Pillar 2: Professional pension scheme (LPP), this module is guaranteed by the employers’ pension fund. It includes additional pension, disability and death benefits as well as accident (LAA) and optional illness related (PGM) loss of income benefits. The obligatory savings plan the employee must contribute to runs for a 40 year period from 25 to 65 years old; in this obligatory plan the capital accumulated corresponds to 12.5% (the average percentage over the period) of earnings over the 40 year period.

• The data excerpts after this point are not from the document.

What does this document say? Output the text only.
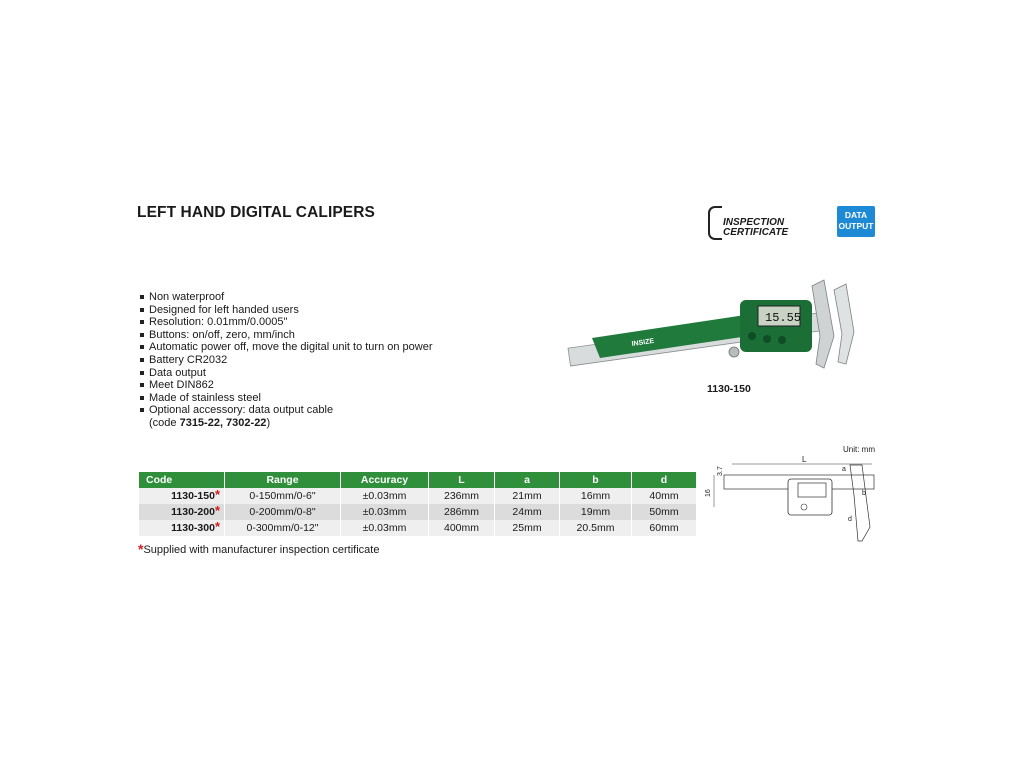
LEFT HAND DIGITAL CALIPERS
INSPECTION
CERTIFICATE
DATA
OUTPUT
Non waterproof
Designed for left handed users
Resolution: 0.01mm/0.0005"
Buttons: on/off, zero, mm/inch
Automatic power off, move the digital unit to turn on power
Battery CR2032
Data output
Meet DIN862
Made of stainless steel
Optional accessory: data output cable
(code 7315-22, 7302-22)
INSIZE
15.55
1130-150
Unit: mm
L
a
b
d
3.7
16
Code	Range	Accuracy	L	a	b	d
1130-150*	0-150mm/0-6"	±0.03mm	236mm	21mm	16mm	40mm
1130-200*	0-200mm/0-8"	±0.03mm	286mm	24mm	19mm	50mm
1130-300*	0-300mm/0-12"	±0.03mm	400mm	25mm	20.5mm	60mm
*Supplied with manufacturer inspection certificate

Pillar 3: Private pension scheme (3a and 3b), this module can only be guaranteed by a personal savings plan that can include disability and death benefits (life insurance). The pillar 3 module is designed to guaranty a comfortable standard of living at retirement. Pillar 3 is an integral part of the Swiss pension system, so the government offers large tax incentives to all private pension schemes. A private pension scheme with loss of income and death benefits can be subscribed to through an insurance company as soon as the beneficiary receives an AVS salary (pillar 3A) or when desired or required (pillar 3B).

Pillar 3A

Private pension scheme limited to residents who contribute to a professional pension plan (pillar 2) and in which the end of the insurance contract must be within 5 years of the legal age of retirement. Loss of income and death benefits can be added to the savings plan.
The yearly investment is tax deductible and can generate a tax saving of between 15 to 30% of the amount paid into the scheme. For Swiss residents who contribute to a professional pension plan the yearly investment is capped at CHF 6’826.-* from January 1 2019 (8% of the AVS maximum salary which increases over the years to compensate inflation); self-employed residents who do not contribute to a professional pension plan can invest 20% of their yearly revenue, capped at CHF 34’128.-* per year.
The cash invested in pillar 3A plans can be used before the end of the contract at their cash value for the following events:

  • If the beneficiary leaves Switzerland
  • If the beneficiary buys a property for personal use in Switzerland
  • If the beneficiary needs to repay part of their existing mortgage
  • If the beneficiary becomes self-employed
  • If the beneficiary is within 5 years of retirement

The cash value of the private pension plan can also be pledged to guarantee a private loan with a financial institution or for a property purchase.

Pillar 3B

Private pension scheme with no restrictions on the end of the contract, professional status, age and the amount invested. Loss of income and death benefits can be added to the savings plan. Tax benefits for 3B insurance contracts are applied in the Canton of Geneva, but not the Canton of Vaud (or in most of the other Swiss Cantons).
The cash invested in pillar 3B plans can be used freely before the end of the contract at their cash value or be pledged to guarantee a private loan with a financial institution or for a property purchase.
Pillar 3B insurance contracts also offer more liberal beneficiary rights than pillar 3A contracts.

Waiver of premiums

The life insurance company will pay your premiums until the end of the contract if the policy holder suffers from a loss of income due to disability through accident and sickness; this guarantees the contractual savings and life insurance benefits.

Cash value

The cash value or cash surrender value is the sum of money an insurance company pays to a policyholder in the event that their policy is voluntarily stopped before its contractual termination date.

Insurance surplus

The surplus results if the contributions are calculated more cautiously than is necessary. The amount paid out is dependent upon the actuarial and underwriting performance of the company.
Positive changes in mortality, interest rate developments or efficient cost management can all increase insurance surplus.

*Figures at time of publishing, 01/2019.